For details, please seek the counsel of an experienced local consultant or attorney. Note 2 - Subsequent Changes: Changes in the enterprise’s registered information are only effective upon the approval of the registration authorities. If a Foreign Invested Enterprise wishes to move to a new site, shift production, increase, decrease or transfer its Registered Capital, extend the term of the Joint Venture Contract, etc., Chinese foreign investment law requires that the enterprise immediately register these changes with the local office of the State Administration of Industry & Commerce. If any of the information on the Business License changes (such as change of identity of the Chairman of the Board of Directors or the General Manager), these changes must be immediately registered and the Business License must be amended. Note 3: Additional Procedures: The above list of procedures is not necessarily exhaustive – additional procedures may be required depending on your industry, your locality, the nature of your project, etc. An example is registration procedures required for being admitted to an industrial park (if your project wishes to be located in one), which vary somewhat from park to park. Startup procedures for a WFOE are generally the same as those for establishing Joint Ventures, except that in a Wholly Foreign Owned Enterprise, Chinese foreign investment law requires that an authorized agent be entrusted to submit the application and approval documents in lieu of a Chinese partner using a Letter of Entrustment issued by the foreign investor (an agent must be a Chinese individual or entity, but could include lawyers and corporate registration services). The authorized agent performs the functions that the Chinese partner in a Joint Venture performs with respect to the examination and approval process. For example, the agent must submit the Project Proposal with a Letter of Entrustment instead of a Letter of Intent.

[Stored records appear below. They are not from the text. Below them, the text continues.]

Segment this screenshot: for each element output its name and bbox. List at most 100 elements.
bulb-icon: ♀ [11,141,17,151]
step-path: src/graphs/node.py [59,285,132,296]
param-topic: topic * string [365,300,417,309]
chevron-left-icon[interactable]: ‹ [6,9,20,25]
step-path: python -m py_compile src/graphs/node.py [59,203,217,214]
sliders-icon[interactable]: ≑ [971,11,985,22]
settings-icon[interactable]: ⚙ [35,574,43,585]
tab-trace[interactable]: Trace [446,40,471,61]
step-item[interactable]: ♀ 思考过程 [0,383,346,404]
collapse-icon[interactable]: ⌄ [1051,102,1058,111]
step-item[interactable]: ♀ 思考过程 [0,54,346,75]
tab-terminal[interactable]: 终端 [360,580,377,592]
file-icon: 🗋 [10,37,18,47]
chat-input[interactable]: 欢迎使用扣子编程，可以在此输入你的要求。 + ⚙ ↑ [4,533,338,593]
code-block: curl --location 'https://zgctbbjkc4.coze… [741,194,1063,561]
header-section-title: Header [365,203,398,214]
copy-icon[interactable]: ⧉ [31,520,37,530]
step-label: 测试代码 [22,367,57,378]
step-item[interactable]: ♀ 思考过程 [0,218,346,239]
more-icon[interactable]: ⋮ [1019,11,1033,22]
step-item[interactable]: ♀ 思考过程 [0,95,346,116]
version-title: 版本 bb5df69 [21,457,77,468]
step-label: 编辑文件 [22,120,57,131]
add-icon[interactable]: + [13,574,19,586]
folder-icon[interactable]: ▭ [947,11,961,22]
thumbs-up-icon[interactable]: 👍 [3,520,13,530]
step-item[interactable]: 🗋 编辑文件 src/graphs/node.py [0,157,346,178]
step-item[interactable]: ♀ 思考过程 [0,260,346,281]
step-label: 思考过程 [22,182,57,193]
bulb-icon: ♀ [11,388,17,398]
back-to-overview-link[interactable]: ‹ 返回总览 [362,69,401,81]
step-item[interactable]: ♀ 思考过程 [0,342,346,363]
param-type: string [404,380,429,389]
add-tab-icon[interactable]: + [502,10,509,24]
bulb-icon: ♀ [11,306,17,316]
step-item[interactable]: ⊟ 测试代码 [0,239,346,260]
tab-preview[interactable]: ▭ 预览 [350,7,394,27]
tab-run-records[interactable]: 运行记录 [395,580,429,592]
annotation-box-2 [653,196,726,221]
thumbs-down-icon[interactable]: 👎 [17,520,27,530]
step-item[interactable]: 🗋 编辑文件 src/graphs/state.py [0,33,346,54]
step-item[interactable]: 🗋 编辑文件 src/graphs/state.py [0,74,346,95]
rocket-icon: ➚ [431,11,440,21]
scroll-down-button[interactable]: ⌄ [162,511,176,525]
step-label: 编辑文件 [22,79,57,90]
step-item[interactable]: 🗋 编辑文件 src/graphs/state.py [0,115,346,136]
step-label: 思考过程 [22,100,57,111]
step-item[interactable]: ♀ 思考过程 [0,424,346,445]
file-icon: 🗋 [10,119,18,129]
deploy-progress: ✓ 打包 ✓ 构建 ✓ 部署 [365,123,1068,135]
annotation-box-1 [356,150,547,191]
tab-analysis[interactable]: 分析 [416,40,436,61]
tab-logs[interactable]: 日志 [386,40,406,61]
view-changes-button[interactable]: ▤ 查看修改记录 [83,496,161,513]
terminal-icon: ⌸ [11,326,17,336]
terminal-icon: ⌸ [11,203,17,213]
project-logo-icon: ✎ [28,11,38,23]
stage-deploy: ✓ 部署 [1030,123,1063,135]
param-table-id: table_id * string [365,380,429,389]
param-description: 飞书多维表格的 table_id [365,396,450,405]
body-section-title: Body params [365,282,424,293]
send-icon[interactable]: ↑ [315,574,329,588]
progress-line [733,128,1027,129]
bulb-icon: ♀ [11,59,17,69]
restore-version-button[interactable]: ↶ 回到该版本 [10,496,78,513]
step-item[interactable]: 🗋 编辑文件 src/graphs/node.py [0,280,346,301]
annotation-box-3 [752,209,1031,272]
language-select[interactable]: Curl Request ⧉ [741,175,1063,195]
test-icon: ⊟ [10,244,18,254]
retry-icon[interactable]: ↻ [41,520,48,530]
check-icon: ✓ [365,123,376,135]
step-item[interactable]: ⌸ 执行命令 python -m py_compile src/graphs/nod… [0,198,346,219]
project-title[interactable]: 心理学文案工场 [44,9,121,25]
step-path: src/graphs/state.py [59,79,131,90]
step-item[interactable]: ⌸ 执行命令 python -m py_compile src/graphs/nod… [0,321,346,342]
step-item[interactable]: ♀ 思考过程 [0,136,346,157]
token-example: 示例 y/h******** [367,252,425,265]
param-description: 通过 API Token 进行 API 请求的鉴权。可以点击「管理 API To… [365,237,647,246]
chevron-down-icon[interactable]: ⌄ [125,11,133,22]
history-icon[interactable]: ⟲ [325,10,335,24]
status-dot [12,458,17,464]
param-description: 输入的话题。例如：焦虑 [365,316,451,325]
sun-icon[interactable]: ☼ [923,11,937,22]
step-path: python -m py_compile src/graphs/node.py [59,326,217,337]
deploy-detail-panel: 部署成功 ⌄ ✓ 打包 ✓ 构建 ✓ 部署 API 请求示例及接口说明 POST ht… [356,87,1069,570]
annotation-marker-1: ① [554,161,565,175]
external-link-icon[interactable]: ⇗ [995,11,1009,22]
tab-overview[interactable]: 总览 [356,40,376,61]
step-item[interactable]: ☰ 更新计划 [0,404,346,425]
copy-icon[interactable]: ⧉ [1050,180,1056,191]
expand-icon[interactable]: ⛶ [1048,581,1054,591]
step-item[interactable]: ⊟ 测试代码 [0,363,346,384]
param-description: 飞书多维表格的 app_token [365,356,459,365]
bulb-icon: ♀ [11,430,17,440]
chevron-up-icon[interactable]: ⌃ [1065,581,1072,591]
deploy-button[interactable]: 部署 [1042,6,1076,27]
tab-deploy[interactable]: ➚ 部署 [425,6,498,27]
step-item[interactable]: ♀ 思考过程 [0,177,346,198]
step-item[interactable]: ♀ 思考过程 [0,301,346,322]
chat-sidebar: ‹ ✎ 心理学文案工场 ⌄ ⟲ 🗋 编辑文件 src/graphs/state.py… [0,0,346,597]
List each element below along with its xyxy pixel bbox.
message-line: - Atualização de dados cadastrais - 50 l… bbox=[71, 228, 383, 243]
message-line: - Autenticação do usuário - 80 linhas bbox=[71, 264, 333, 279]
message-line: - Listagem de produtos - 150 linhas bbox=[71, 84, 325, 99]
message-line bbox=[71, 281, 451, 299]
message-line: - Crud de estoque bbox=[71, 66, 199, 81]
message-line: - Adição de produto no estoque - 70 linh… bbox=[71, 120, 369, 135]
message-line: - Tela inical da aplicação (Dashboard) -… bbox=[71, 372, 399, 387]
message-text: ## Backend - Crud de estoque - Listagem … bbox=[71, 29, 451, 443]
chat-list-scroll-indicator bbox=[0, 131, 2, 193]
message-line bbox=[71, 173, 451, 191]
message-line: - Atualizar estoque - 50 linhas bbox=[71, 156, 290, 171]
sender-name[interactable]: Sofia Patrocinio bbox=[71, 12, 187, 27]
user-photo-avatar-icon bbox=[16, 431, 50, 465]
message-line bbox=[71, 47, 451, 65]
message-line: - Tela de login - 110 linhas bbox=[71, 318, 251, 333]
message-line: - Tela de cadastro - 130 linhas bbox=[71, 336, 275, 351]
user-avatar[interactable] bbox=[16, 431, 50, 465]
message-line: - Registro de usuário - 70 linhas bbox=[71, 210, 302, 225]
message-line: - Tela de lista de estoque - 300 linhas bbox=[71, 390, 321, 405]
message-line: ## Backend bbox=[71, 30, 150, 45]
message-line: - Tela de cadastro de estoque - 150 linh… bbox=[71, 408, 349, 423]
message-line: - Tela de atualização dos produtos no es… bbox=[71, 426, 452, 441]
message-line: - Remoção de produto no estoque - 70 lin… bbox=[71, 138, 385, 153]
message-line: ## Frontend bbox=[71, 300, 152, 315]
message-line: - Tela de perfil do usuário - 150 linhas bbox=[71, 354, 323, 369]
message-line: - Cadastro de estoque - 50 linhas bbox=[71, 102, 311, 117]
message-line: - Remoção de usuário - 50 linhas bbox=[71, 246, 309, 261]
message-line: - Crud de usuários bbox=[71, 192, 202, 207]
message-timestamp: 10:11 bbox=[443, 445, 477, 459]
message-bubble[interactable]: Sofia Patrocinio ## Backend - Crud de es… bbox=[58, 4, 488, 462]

A simple rule of thumb for converting this website’s instructions on establishing a Joint Venture to establishing a Wholly Foreign Owned Enterprise is that wherever the instructions require the use of a Joint Venture contract, a Wholly Foreign Owned Enterprise may use its Letter of Entrustment, and where the instructions require the Chinese partner to submit its own information, this information is omitted from the requirements. A Shareholders’ Agreement may be required at the project approval stage if there is more than one foreign investor; however, it may be governed by foreign law. THE END.